At the core of your practice there’s a strong interest in the colonial history of Mauritius and histories of slavery, migrations and French expansion. Why are you using this as a point of departure for your artistic practice?
With cross overs between East Asia, India and East Africa, for me the region is one of the most important spaces in understanding and repositioning global conversations on de-colonisation away from a Eurocentric focus. The Indian Ocean region symbolises great movements of people, hybrids of culture and religious identity, both historically and in contemporary terms. Mauritius was the starting point to this research, being uninhabited until the arrival of the Dutch in the mid-1600’s, its peoples today have been brought together almost exclusively through European colonisation. It has a dense history of slavery from Madagascar and East Africa and was the site for Britain’s ‘Great Experiment’ where the indenture labour system was first trialled. Mauritius today is an important space in understanding how such legacies have continued to endure in our senses of history, origin, identity and ultimately politics.
Your work encompasses various media, from film to painting, to archival materials and furniture.
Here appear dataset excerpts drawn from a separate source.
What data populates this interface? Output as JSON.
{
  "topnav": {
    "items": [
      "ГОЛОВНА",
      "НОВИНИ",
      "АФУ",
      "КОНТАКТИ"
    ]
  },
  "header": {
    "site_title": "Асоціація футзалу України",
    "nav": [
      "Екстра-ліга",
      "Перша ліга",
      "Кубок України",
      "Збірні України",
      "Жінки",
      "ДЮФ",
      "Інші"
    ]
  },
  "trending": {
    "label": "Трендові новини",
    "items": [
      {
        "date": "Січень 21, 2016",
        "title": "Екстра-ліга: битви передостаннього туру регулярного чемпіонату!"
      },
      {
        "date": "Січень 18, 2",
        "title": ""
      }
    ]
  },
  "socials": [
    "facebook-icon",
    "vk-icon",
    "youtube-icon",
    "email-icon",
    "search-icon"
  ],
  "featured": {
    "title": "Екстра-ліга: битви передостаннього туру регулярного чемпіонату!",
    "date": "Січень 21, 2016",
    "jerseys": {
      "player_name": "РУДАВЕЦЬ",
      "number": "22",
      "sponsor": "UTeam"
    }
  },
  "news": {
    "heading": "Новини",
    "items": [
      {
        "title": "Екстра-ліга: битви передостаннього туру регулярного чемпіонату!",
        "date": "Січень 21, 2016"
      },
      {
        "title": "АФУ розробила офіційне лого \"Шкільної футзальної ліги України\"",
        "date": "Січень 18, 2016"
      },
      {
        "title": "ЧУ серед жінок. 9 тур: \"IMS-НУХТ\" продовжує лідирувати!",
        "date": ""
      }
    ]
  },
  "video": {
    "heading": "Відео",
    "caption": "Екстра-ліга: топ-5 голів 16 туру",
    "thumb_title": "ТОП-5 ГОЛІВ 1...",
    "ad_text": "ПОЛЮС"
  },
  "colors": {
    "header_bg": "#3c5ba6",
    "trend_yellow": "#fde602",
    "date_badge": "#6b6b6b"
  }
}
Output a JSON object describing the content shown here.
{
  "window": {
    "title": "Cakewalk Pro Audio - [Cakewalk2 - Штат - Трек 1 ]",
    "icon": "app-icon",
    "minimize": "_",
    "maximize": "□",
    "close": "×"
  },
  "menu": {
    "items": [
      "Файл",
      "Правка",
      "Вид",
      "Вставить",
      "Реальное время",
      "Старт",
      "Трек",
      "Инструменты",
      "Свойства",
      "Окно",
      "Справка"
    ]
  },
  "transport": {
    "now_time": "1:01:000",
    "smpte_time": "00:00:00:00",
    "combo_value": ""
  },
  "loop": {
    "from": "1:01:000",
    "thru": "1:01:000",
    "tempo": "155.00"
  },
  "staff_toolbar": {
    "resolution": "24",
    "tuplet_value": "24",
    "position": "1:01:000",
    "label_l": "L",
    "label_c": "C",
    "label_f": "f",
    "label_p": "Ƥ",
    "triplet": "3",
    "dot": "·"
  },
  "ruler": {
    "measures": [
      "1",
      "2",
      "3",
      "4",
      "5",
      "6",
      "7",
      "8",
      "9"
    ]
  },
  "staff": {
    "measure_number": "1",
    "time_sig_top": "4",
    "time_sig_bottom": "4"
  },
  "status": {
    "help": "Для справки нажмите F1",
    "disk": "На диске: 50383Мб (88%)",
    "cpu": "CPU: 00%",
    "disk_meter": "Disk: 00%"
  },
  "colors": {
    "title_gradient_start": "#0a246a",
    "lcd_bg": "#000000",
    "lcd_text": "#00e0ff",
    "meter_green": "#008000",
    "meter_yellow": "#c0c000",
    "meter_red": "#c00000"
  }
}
Can you please tell us more about your creative process?
The different methods I bring together through my practice are often led by the nature of the material and spaces I’m describing. I seek to draw contrasts and tensions through both storytelling and material, the digital and the hand crafted, culminating in installations of multiple objects and moving image – a multiplicity that draws upon the countless re-tellings of ourselves. I find larger scale film works are an important medium in presenting the broader strokes of historical narrative, where the complexity and multiple layers of a situation can be alluded. Paintings and smaller installation works allow for a more intimate encounter where emotional and psychological spaces can be created, telling individual stories. The archive is central to nearly all of my works and is explored as part of extensive research and investigations; re-presenting often forgotten histories and nuances that can challenge the dominant cultural narratives and understandings.
As a London-based artist addressing notions of collective and individual identities, ideas of movement across borders and cultural exchange, how has moving and living in a city such as London influenced you?
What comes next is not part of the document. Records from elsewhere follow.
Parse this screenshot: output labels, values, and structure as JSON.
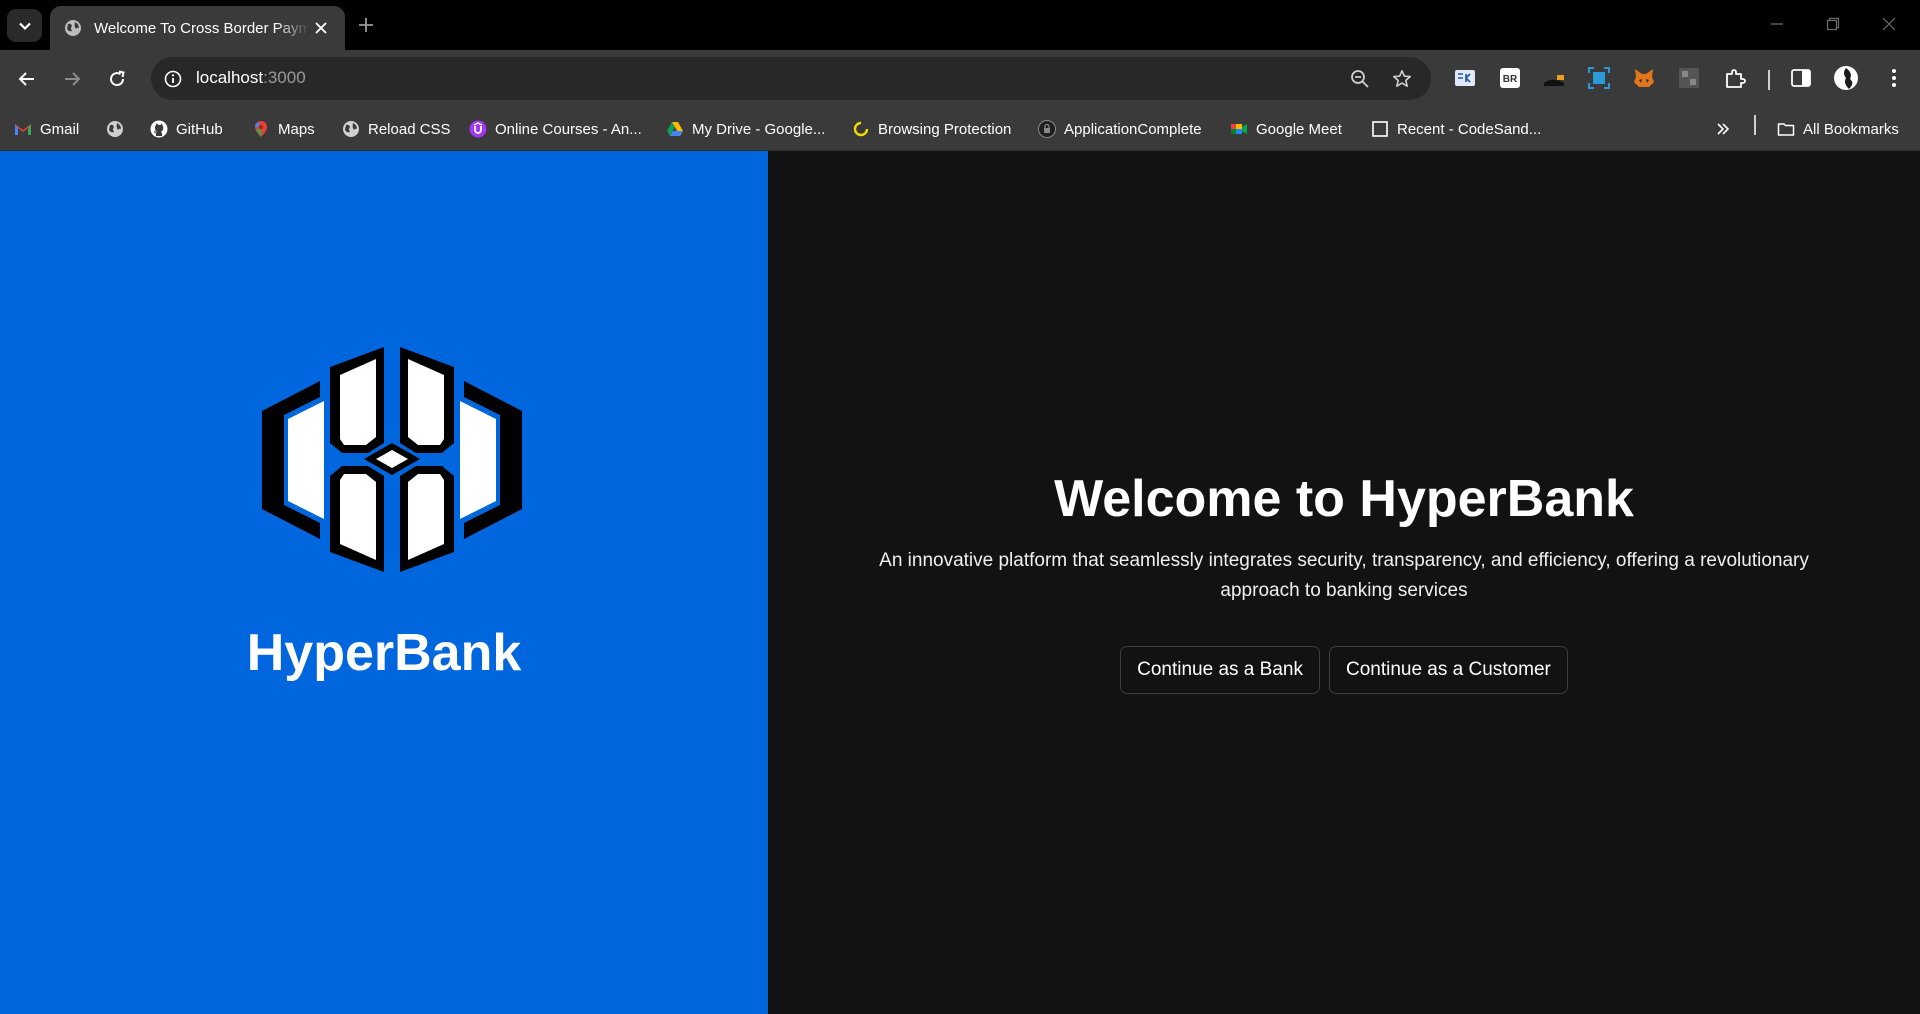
{
  "browser": {
    "tab_title": "Welcome To Cross Border Payments",
    "url_host": "localhost",
    "url_port": ":3000",
    "bookmarks": [
      {
        "label": "Gmail",
        "icon": "gmail-icon"
      },
      {
        "label": "",
        "icon": "globe-icon"
      },
      {
        "label": "GitHub",
        "icon": "github-icon"
      },
      {
        "label": "Maps",
        "icon": "maps-icon"
      },
      {
        "label": "Reload CSS",
        "icon": "globe-icon"
      },
      {
        "label": "Online Courses - An...",
        "icon": "course-icon"
      },
      {
        "label": "My Drive - Google...",
        "icon": "drive-icon"
      },
      {
        "label": "Browsing Protection",
        "icon": "protection-icon"
      },
      {
        "label": "ApplicationComplete",
        "icon": "lock-icon"
      },
      {
        "label": "Google Meet",
        "icon": "meet-icon"
      },
      {
        "label": "Recent - CodeSand...",
        "icon": "codesandbox-icon"
      }
    ],
    "all_bookmarks_label": "All Bookmarks"
  },
  "hero": {
    "brand_name": "HyperBank",
    "brand_color": "#0066dd"
  },
  "welcome": {
    "heading": "Welcome to HyperBank",
    "description": "An innovative platform that seamlessly integrates security, transparency, and efficiency, offering a revolutionary approach to banking services",
    "buttons": {
      "bank": "Continue as a Bank",
      "customer": "Continue as a Customer"
    }
  }
}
Major spaces such as London (I think historically especially port cities) continue to endure and remain relevant because of the cross roads they sit upon. London remains a major hub of international discourse, despite the numerous difficulties in running a studio from here, the constant movement of ideas from around the globe, currently I feel still outweigh those draw backs. However, my practice is also based partly out of Mauritius and at other times in Asia, it’s this balance that allows me to continue to practice in London.
How did you conceive the installation for the 1-54 Lounge, ‘Indian Ocean Archive’?
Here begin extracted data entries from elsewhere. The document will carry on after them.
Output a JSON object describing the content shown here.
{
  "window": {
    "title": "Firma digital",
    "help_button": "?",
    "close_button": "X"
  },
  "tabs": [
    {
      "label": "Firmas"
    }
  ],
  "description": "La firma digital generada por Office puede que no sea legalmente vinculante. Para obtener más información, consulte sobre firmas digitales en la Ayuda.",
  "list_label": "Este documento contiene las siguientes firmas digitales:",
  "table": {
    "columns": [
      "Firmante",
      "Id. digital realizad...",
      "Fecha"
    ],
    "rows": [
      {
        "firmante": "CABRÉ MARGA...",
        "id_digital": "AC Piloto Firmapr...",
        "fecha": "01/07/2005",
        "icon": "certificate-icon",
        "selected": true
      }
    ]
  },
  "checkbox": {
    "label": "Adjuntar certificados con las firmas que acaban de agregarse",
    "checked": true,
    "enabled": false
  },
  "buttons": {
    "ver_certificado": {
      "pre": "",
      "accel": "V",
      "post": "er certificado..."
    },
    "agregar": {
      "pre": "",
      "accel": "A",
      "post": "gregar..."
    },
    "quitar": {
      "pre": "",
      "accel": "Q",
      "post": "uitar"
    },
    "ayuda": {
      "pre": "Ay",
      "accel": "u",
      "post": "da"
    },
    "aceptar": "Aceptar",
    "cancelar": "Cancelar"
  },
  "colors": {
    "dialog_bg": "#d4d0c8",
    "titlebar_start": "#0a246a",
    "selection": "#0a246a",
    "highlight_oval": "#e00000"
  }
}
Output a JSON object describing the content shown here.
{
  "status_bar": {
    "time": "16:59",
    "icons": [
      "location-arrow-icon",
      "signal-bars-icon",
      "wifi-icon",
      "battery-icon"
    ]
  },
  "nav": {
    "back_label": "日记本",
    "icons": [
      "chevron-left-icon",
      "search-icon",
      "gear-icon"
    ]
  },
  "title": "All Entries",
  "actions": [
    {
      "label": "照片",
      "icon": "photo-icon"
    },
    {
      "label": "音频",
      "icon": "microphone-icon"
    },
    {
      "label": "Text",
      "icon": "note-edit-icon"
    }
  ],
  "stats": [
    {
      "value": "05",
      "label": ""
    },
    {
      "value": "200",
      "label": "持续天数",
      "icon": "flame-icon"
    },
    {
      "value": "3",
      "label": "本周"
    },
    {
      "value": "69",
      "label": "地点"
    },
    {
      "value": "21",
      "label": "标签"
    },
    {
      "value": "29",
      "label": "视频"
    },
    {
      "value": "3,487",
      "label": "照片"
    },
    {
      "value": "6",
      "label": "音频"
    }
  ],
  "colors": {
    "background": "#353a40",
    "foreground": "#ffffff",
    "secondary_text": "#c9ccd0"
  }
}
The installation for the 1-54 Lounge brings together material from the Ile de France series and the new body of work Searching for Libertalia. It bridges two major explorations of the early colony and the post war independence movements of East Africa and the Mascarene Islands. The Lounge offers the opportunity to explore some of the overlapping themes in these two bodies of work, and present some of the complexities of this oceanic world.
Your installation will be visited by thousands of international visitors every day. How do you expect your works to engage with them?
I hope my lounge project will create a space to contemplate the enormity of these stories, to step in and explore the countless possible retellings. Focusing closely on the Mascarene Islands and Madagascar, the vitrine-like cabinets and panels reveal paintings, photographs, archive documents, sculptures and videos alluding to the complex layering of narratives, from European romanticism and imaginings of the region, to the complex indigenous histories framed by the violence of colonial ambition.